There is a great tendency for people to consider interior design and interior decorating as one and the same. Although the two disciplines are different in certain aspects, many people tend to use the term interior design and interior decorating interchangeably.
Distinctions in Similarity
The truth is, their similarity is also where they exhibit their major differences. It would be useful for both existing homeowners and prospective homeowners to know these differences to enable them to determine whether to engage an interior design consultant or interior decorator based on what they want to do with their houses.
The Aspect of Purpose
Every homeowner always aims to ultimately end up with a beautiful house with equally beautiful interiors. The aspect of beauty, however, is seen differently from the points of view of a decorator and an interior design practitioner. For an interior decorator, his role is simply to dress up or spruce up a building interior with such processes and items like painting, floor covering, fine materials for furniture and fixtures, decors and other decorative pieces. An interior decorator does not involve himself with rigorous activities such as moving and removing walls or planning for installations of services for utility or security. In short, a decorator’s overall aim is to enhance the interior look of the house.
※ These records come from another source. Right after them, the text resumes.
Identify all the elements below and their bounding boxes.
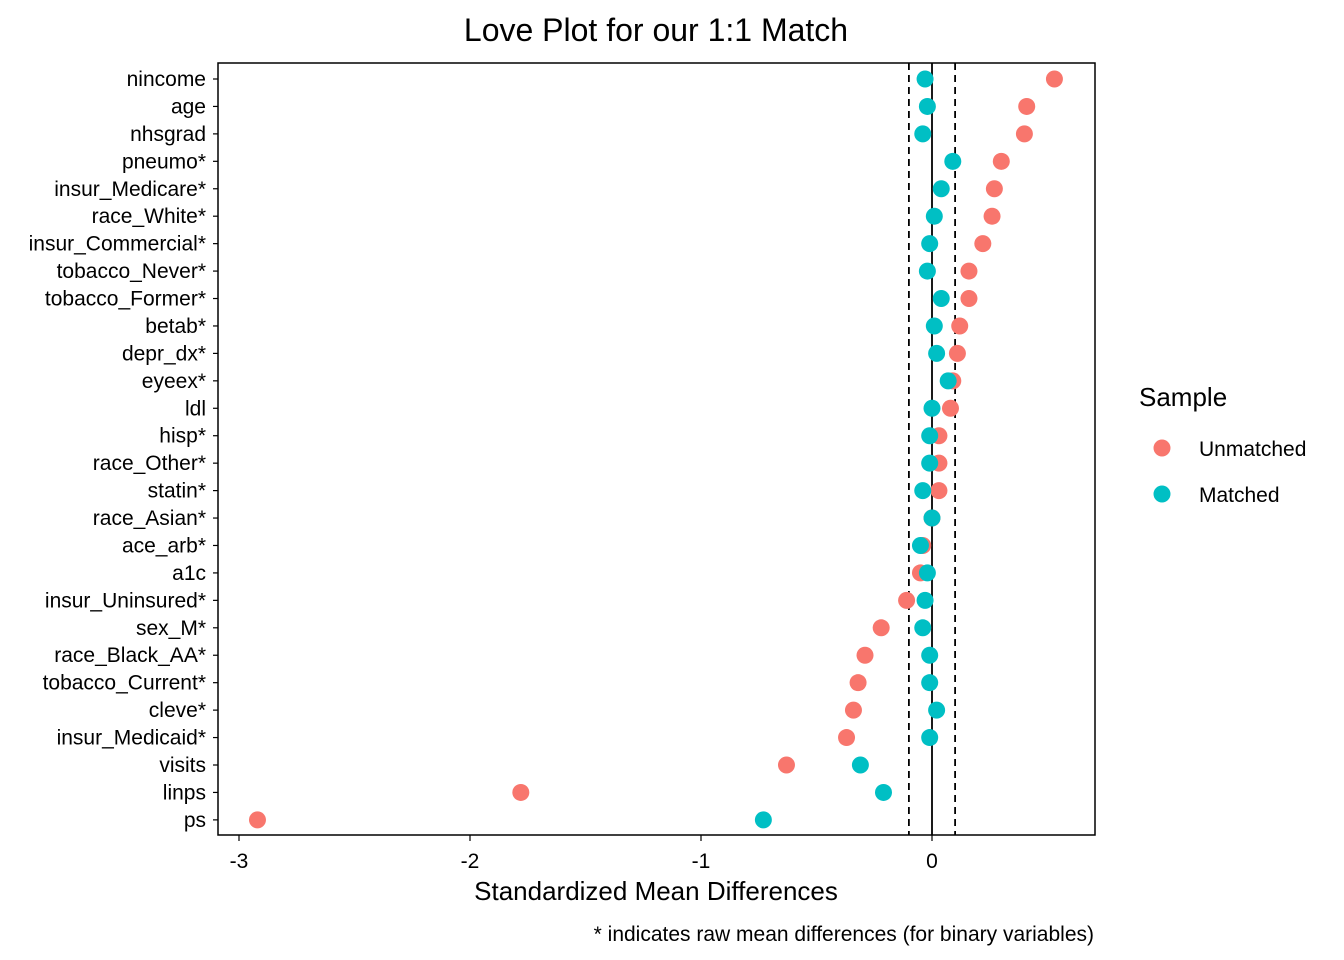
point-unmatched — [974, 235, 992, 253]
point-matched — [921, 454, 939, 472]
point-unmatched — [777, 756, 795, 774]
y-tick-label: tobacco_Former* — [45, 288, 206, 311]
point-unmatched — [872, 619, 890, 637]
plot-panel — [217, 62, 1096, 836]
point-unmatched — [941, 399, 959, 417]
x-tick-label: -1 — [692, 850, 711, 873]
point-unmatched — [983, 207, 1001, 225]
y-tick-label: ps — [184, 809, 206, 832]
y-tick-label: tobacco_Current* — [43, 672, 206, 695]
point-unmatched — [1018, 97, 1036, 115]
x-tick-label: -3 — [230, 850, 249, 873]
y-tick-label: betab* — [145, 315, 206, 338]
x-tick-label: -2 — [461, 850, 480, 873]
y-tick-label: insur_Medicaid* — [57, 727, 206, 750]
point-unmatched — [512, 783, 530, 801]
x-tick-label: 0 — [926, 850, 938, 873]
point-matched — [914, 125, 932, 143]
y-tick-label: race_Black_AA* — [54, 644, 206, 667]
point-matched — [918, 262, 936, 280]
point-unmatched — [960, 290, 978, 308]
point-matched — [928, 344, 946, 362]
point-unmatched — [838, 729, 856, 747]
x-axis-ticks: -3 -2 -1 0 — [230, 835, 938, 873]
point-matched — [944, 152, 962, 170]
y-tick-label: nhsgrad — [130, 123, 206, 146]
point-matched — [851, 756, 869, 774]
legend: Sample Unmatched Matched — [1139, 382, 1306, 507]
y-tick-label: insur_Medicare* — [54, 178, 206, 201]
y-axis-labels: nincome age nhsgrad pneumo* insur_Medicare*r… — [29, 68, 218, 832]
y-tick-label: ace_arb* — [122, 534, 206, 557]
point-matched — [932, 180, 950, 198]
point-unmatched — [1045, 70, 1063, 88]
y-tick-label: age — [171, 95, 206, 118]
y-tick-label: depr_dx* — [122, 342, 206, 365]
y-tick-label: race_White* — [92, 205, 206, 228]
data-points — [248, 70, 1063, 829]
legend-items: Unmatched Matched — [1153, 438, 1306, 507]
y-tick-label: nincome — [127, 68, 206, 91]
legend-key-matched — [1153, 485, 1171, 503]
point-matched — [921, 729, 939, 747]
caption: * indicates raw mean differences (for bi… — [594, 923, 1094, 946]
point-matched — [916, 591, 934, 609]
y-tick-label: insur_Commercial* — [29, 233, 206, 256]
point-unmatched — [898, 591, 916, 609]
point-matched — [939, 372, 957, 390]
x-axis-title: Standardized Mean Differences — [474, 876, 838, 906]
point-matched — [916, 70, 934, 88]
y-tick-label: statin* — [148, 480, 206, 503]
point-matched — [928, 701, 946, 719]
y-tick-label: pneumo* — [122, 150, 206, 173]
point-matched — [925, 317, 943, 335]
point-unmatched — [849, 674, 867, 692]
point-matched — [923, 399, 941, 417]
point-matched — [921, 646, 939, 664]
point-unmatched — [1015, 125, 1033, 143]
point-matched — [925, 207, 943, 225]
point-unmatched — [248, 811, 266, 829]
point-matched — [874, 783, 892, 801]
point-matched — [918, 97, 936, 115]
point-matched — [923, 509, 941, 527]
y-tick-label: linps — [163, 781, 206, 804]
point-unmatched — [930, 482, 948, 500]
legend-label-matched: Matched — [1199, 484, 1280, 507]
reference-lines — [908, 63, 956, 835]
chart-title: Love Plot for our 1:1 Match — [464, 12, 848, 48]
point-matched — [911, 536, 929, 554]
y-tick-label: sex_M* — [136, 617, 206, 640]
y-tick-label: cleve* — [149, 699, 206, 722]
y-tick-label: a1c — [172, 562, 206, 585]
y-tick-label: tobacco_Never* — [57, 260, 206, 283]
point-matched — [921, 235, 939, 253]
point-matched — [914, 619, 932, 637]
legend-title: Sample — [1139, 382, 1227, 412]
y-tick-label: race_Asian* — [93, 507, 206, 530]
point-matched — [921, 674, 939, 692]
legend-key-unmatched — [1153, 439, 1171, 457]
y-tick-label: eyeex* — [142, 370, 206, 393]
point-matched — [754, 811, 772, 829]
point-matched — [921, 427, 939, 445]
y-tick-label: insur_Uninsured* — [45, 589, 206, 612]
point-unmatched — [844, 701, 862, 719]
point-unmatched — [985, 180, 1003, 198]
y-tick-label: visits — [159, 754, 206, 777]
point-matched — [932, 290, 950, 308]
y-tick-label: ldl — [185, 397, 206, 420]
point-unmatched — [856, 646, 874, 664]
point-matched — [918, 564, 936, 582]
y-tick-label: hisp* — [159, 425, 206, 448]
point-unmatched — [951, 317, 969, 335]
point-unmatched — [948, 344, 966, 362]
point-unmatched — [960, 262, 978, 280]
y-tick-label: race_Other* — [93, 452, 206, 475]
point-unmatched — [992, 152, 1010, 170]
point-matched — [914, 482, 932, 500]
legend-label-unmatched: Unmatched — [1199, 438, 1306, 461]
Interior Design Purpose and Scope
On the other hand, interior design practitioners punctuate their design work with intents not only to achieving aesthetics but also space use efficiency, functionality, cost effectiveness and flow. They make sure that their interior design proposal takes into consideration how interior spaces are allocated, laid out and put to efficient use. Even without cue from client, practitioners of interior design pursue their craft like it is natural for them to work towards creating an efficient, comfortable, functional and a beautiful home.
This is not surprising because the interior designer goes through a rigorous education process that requires the completion of an academic preparation, acquisition of training and passing of a licensure examination before being registered as an interior design practitioner.
Education and Training; Temporary Nature
An interior decorator does not need to complete a formal academic course since the work involved is mainly to whip up a room or space into a desired look or appearance, as in preparing for an occasion such as a wedding or birthday. In such events where the need for space change is short-term or temporary in nature, an interior decorator is the suitable consultant to engage. You may expect that the professional fees that would be charged by the interior decorator would be lesser than what an interior design professional would bill.
When the need for change in the interior goes beyond aesthetics, requiring consideration and analysis of space and processes for efficiency, functionality, ease of movement and flow, the proper person to engage is the interior design professional. Having worked with other trade consultants such as the architect, the engineers and the contractor, the interior design practitioner possesses the competence to recommend what needs to be done for you – the owner, to achieve what you want of your interior, even if it means moving or removing existing walls or columns. Consequently, expect that your interior design specialist to be charging a higher fee. But what is a little higher fee when it is equally valued in service?